C. H. Little to Candace Little, March 14, 1917

Carroll Herman Little, Correspondent
Candace Little
, Recipient
Media Type
Item Type
Handwritten letter from Carroll Herman Little to his mother on March 14, 1917. Little describes family life with his wife Bonnie and their children, and his work as a Lutheran pastor in Morrisburg, Ontario. He discusses the United States' involvement in the war.
Carroll Herman Little (1872-1958) was a Lutheran pastor, and a professor and administrator at the Evangelical Lutheran Seminary of Canada (later Waterloo Lutheran Seminary; now Martin Luther University College) in Waterloo, Ontario.

Little was born in Hickory, North Carolina in 1872. He was the eldest of ten children born to Rev. Marcus Lafayette Little (1848-1891) and Candace Mary Almetta Herman (1848-1947). Marcus L. Little, a Lutheran pastor and educator, was killed in a train accident in Newton, North Carolina on February 16, 1891.

C. H. Little received his early education and work experience in North Carolina, graduating from Gaston College in 1889. From 1888-1891 Little worked as editor of a newspaper founded by his father in Dallas, North Carolina. He also taught in North Carolina schools. After his father’s death, Little entered Roanoke College in Virginia, graduating with a BA (Classics) in 1893. From 1897-1898 he was enrolled in post-graduate studies in the Classics Department at John Hopkins University in Baltimore, Maryland.
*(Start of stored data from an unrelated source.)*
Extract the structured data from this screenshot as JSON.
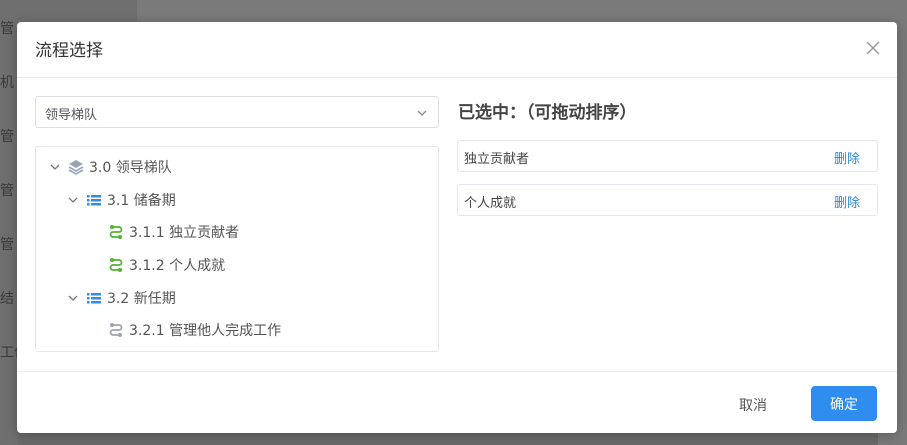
{
  "background": {
    "sidebar_items": [
      "管",
      "机",
      "管",
      "管",
      "管",
      "结",
      "工作",
      ""
    ]
  },
  "dialog": {
    "title": "流程选择",
    "close_icon": "close-icon",
    "select": {
      "value": "领导梯队"
    },
    "tree": {
      "root": "3.0 领导梯队",
      "groups": [
        {
          "label": "3.1 储备期",
          "children": [
            "3.1.1 独立贡献者",
            "3.1.2 个人成就"
          ]
        },
        {
          "label": "3.2 新任期",
          "children": [
            "3.2.1 管理他人完成工作"
          ]
        }
      ]
    },
    "selected": {
      "title": "已选中：（可拖动排序）",
      "items": [
        {
          "label": "独立贡献者",
          "delete": "删除"
        },
        {
          "label": "个人成就",
          "delete": "删除"
        }
      ]
    },
    "footer": {
      "cancel": "取消",
      "confirm": "确定"
    }
  },
  "colors": {
    "primary": "#2f8df0",
    "link": "#2f88d6",
    "active_process": "#52b233",
    "inactive_process": "#9aa4b5",
    "tree_group": "#2f8df0"
  }
}
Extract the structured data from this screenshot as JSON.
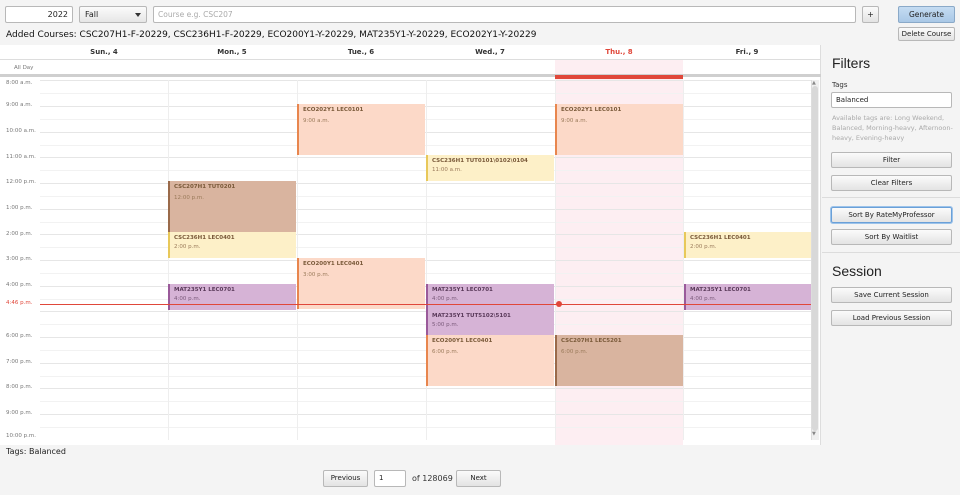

In 1901 Little graduated from Mount Airy Theological Seminary in Philadelphia, Pennsylvania. Following in his father’s footsteps, C. H. Little was ordained by the Ministerium of Pennsylvania on June 3, 1901. After ordination he accepted a call to the Nova Scotia Synod, serving as pastor in the New Germany parish from 1901-1909, and the Mahone Bay parish from 1909-1911. From 1911-1914 he was housefather of Bethany Orphans’ Home in Bridgewater, Nova Scotia. During this time he also served the Nova Scotia Synod as secretary (1904-1909), president (1911-1914) and editor of the Nova Scotia Lutheran (1907-1911). In 1914 Little was recognized with an honorary Doctor of Divinity from Lenoir Rhyne College in Hickory, North Carolina. Little left Nova Scotia in 1914 when he accepted a call to the St. Lawrence Parish in Morrisburg, Ontario.

In 1917 C. H. Little accepted a teaching position at the Evangelical Lutheran Seminary of Canada (now Waterloo Lutheran Seminary) in Waterloo, Ontario. He remained at the Seminary for the rest of his career, retiring in 1947. In addition to his responsibilities as professor, Little also held various administrative roles including acting President, 1918-1920, 1929-1931, and 1942-44; Bursar, 1918-1933; and Dean, 1920-1927. Little continued to pursue his own education through correspondence studies with the Chicago Lutheran Seminary, receiving the degrees of BD and STM in 1924, and an STD in 1928.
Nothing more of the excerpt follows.